The cs-552-2026-ma-que/general_knowledge_model is a specialized language model developed by Ma Que for the EPFL CS-552 course. It is based on the Qwen3-1.7B-Base model and has undergone LoRA SFT (Supervised Fine-Tuning) to excel in general knowledge multiple-choice answering. The model is designed to produce reasoning traces before committing to a final, single-letter boxed answer, adhering to a specific output contract for automated parsing.

Key Capabilities

  • General Knowledge Multiple-Choice Answering: Optimized to read questions with lettered options and select the correct one.
  • Reasoning-Style Responses: Trained to generate internal thought processes (<think>...</think>) before providing the final answer.
  • Structured Output: Emits the final answer in the format \boxed{X} for compatibility with parsers like OpenCompass/vLLM.
  • LoRA Fine-Tuning: Utilizes LoRA with rank 256 and alpha 256, targeting key attention and feed-forward projection layers for efficient adaptation.

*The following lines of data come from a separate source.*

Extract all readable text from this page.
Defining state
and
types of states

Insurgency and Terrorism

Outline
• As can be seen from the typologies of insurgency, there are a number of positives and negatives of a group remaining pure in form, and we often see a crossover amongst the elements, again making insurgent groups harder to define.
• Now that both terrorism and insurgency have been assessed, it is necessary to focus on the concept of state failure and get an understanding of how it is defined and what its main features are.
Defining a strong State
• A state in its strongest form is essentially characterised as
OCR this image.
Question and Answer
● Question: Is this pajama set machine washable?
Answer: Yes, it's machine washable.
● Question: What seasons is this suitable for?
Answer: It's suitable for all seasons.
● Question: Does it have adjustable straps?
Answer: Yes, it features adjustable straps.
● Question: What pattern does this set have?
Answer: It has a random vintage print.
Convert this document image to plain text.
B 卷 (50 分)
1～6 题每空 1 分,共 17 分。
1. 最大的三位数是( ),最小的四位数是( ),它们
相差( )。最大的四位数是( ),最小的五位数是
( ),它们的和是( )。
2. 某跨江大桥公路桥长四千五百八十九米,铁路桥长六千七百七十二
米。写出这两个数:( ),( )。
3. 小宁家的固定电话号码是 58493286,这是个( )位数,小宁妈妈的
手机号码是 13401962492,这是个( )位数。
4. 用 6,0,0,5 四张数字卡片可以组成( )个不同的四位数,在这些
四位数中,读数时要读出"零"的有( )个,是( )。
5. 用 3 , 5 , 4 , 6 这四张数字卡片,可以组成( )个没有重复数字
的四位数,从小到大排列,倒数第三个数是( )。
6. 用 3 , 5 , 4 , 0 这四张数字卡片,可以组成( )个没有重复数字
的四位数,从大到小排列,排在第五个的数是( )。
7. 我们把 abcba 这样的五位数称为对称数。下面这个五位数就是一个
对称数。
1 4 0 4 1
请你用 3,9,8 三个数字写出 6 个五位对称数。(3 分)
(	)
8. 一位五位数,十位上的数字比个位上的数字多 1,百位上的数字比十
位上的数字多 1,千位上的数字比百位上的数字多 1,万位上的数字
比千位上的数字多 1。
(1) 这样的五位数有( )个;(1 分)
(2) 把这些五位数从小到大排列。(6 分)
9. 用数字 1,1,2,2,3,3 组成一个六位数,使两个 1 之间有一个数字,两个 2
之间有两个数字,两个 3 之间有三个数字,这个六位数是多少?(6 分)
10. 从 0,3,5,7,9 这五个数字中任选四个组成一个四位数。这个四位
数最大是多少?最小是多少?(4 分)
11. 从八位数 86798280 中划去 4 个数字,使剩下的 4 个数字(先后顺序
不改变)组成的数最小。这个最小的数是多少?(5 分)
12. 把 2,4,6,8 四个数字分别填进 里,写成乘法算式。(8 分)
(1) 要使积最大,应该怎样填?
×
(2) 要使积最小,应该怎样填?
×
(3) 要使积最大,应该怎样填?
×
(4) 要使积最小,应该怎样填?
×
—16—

Intended Use & Limitations

This model is primarily a research artifact for the CS-552 general knowledge benchmark. It is intended for academic evaluation and producing structured multiple-choice answers. Users should be aware that it is not an authoritative factual system and may contain outdated, incomplete, or incorrect information. Outputs require verification before any real-world or safety-critical applications.